Writer Jonah Lehrer Caught Fabricating Bob Dylan Quotes
In his best-selling book, this year’s Imagine: How Creativity Works, New Yorker staff writer Jonah Lehrer presents a look into the mind and creative process of Bob Dylan. It’s just one small part of the writer’s third work of nonfiction, but now Lehrer is fessing up to fabricating multiple quotes from Dylan in the book – a moral oversight that’s forced him to resign from his position at The New Yorker today (July 30).

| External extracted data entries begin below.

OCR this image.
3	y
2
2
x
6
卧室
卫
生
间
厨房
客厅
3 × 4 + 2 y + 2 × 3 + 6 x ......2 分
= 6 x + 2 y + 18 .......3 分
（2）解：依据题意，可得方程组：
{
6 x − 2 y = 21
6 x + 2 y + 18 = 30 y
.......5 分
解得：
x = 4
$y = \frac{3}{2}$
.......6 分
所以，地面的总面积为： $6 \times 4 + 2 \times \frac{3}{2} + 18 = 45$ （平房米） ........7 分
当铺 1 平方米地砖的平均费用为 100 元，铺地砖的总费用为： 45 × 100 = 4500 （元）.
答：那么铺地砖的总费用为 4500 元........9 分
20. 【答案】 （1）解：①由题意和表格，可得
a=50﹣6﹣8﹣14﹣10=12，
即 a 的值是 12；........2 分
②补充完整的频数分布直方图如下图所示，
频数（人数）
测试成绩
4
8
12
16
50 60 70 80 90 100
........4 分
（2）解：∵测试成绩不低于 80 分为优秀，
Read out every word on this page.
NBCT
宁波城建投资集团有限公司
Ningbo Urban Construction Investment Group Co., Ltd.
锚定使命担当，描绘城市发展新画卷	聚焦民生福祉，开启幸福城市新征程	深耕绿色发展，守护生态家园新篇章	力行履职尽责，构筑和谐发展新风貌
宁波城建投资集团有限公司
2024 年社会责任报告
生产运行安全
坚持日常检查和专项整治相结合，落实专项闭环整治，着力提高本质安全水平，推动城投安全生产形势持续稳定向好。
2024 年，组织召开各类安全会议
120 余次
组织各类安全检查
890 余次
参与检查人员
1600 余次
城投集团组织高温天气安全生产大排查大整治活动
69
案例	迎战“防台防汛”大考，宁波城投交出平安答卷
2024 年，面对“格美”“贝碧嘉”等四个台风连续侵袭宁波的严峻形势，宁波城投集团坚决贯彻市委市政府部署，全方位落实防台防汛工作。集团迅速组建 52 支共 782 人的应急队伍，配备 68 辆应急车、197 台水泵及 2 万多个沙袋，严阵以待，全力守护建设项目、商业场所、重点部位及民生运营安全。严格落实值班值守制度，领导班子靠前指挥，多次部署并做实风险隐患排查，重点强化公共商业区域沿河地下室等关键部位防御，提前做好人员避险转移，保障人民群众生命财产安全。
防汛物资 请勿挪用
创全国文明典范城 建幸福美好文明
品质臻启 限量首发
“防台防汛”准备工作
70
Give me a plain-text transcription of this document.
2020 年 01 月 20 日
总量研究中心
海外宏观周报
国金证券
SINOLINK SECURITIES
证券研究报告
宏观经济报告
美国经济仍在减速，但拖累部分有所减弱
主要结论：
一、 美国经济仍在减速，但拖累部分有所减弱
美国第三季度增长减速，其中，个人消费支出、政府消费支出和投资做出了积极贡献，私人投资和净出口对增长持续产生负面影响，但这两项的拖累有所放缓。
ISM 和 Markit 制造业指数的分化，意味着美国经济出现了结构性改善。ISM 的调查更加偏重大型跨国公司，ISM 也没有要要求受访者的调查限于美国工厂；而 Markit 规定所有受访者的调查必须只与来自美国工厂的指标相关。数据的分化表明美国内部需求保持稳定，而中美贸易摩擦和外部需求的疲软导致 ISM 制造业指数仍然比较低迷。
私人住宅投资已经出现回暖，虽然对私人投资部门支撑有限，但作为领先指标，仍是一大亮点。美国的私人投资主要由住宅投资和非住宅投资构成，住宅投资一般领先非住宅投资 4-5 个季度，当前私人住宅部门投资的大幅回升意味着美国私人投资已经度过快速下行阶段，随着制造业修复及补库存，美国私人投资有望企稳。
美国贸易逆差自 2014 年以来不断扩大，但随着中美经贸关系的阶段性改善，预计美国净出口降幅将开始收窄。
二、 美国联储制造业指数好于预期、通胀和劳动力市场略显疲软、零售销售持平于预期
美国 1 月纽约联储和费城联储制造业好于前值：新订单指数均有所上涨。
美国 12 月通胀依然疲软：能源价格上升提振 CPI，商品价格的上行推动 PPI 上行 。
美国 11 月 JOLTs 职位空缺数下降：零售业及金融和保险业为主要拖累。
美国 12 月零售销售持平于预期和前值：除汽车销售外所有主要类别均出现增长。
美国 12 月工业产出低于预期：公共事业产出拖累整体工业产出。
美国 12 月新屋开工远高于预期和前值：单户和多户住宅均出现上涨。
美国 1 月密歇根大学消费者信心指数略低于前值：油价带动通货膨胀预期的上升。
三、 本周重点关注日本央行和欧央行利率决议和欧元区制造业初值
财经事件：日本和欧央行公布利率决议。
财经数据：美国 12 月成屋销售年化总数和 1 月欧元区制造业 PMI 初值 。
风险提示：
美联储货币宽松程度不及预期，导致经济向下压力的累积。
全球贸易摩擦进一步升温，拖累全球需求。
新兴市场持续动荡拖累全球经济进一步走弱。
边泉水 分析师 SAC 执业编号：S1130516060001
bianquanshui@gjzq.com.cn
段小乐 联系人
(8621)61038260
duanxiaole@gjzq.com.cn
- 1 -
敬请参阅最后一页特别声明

So what exactly did Lehrer fabricate about Dylan? The entire tale is chronicled by a self-proclaimed Dylan obsessive writing for online magazine Tablet, who personally questioned Lehrer about source material for many Dylan quotes. After a lengthy back-and-forth, Lehrer gave it up: He fabricated, manipulated and merged Dylan quotes to suit his argument in the first chapter of Imagine, an examination of how neuroscience explains creative genius. They’re small tweaks to actual Dylan quotes, or ordinary kinds of statements that seem reasonable for the press-shy-and-prickly Dylan to say – utterances like, “stop asking me to explain” in regards to his lyrical inspiration.
As Tablet‘s writer, Michael C. Moynihan, explains in his piece: “He [Lehrer] claimed to have been given access, by Dylan’s manager Jeff Rosen, to an extended — and unreleased — interview shot for Martin Scorsese’s documentary No Direction Home.”
Moynihan continues: “Over the next three weeks, Lehrer stonewalled, misled and, eventually, outright lied to me. Yesterday, Lehrer finally confessed that he has never met or corresponded with Jeff Rosen, Dylan’s manager; he has never seen an unexpurgated version of Dylan’s interview for No Direction Home, something he offered up to stymie my search; that a missing quote he claimed could be found in an episode of Dylan’s “Theme Time Radio Hour” cannot , in fact, be found there; and that a 1995 radio interview, supposedly available in a printed collection of Dylan interviews called The Fiddler Now Upspoke, also didn’t exist. When, three weeks after our first contact, I asked Lehrer to explain his deceptions, he responded, for the first time in our communication, forthrightly: ‘I couldn’t find the original sources,’ he said. ‘I panicked. And I’m deeply sorry for lying.’”
Now Lehrer has released his own statement, which includes the announcement of resignation from The New Yorker. Lehrer has worked for The New Yorkerfor less than two months, and in that short time, has caused a stir over plagiarizing his own past works in “new” blog posts. Lehrer’s full statement is below, which Lori Glazer, a representative for his publisher Houghton Mifflin Harcourt, provided to CBS Local. Houghton Mifflin Harcourt also provided a note, in which the publishing house says they “are exploring all options available” and “are taking the e-book of Imagine off-sale, and halting shipment of physical copies.”
“Three weeks ago, I received an email from journalist Michael Moynihan asking about Bob Dylan quotes in my book IMAGINE. The quotes in question either did not exist, were unintentional misquotations, or represented improper combinations of previously existing quotes. But I told Mr. Moynihan that they were from archival interview footage provided to me by Dylan’s representatives. This was a lie spoken in a moment of panic. When Mr. Moynihan followed up, I continued to lie, and say things I should not have said. The lies are over now. I understand the gravity of my position. I want to apologize to everyone I have let down, especially my editors and readers. I also owe a sincere apology to Mr. Moynihan. I will do my best to correct the record and ensure that my misquotations and mistakes are fixed. I have resigned my position as staff writer at The New Yorker.”
As for Dylan’s camp, their response was that “they were unfamiliar with Lehrer, had never read his book, there was no bobdylan.com headquarters, and, to the best of their recollection, no one there had screened outtakes from No Direction Home for Lehrer.”
Imagine was published in March to positive reviews, sales of 200,000 copies, according to Houghton Mifflin, and 16 weeks on The New York Times’ nonfiction bestseller list.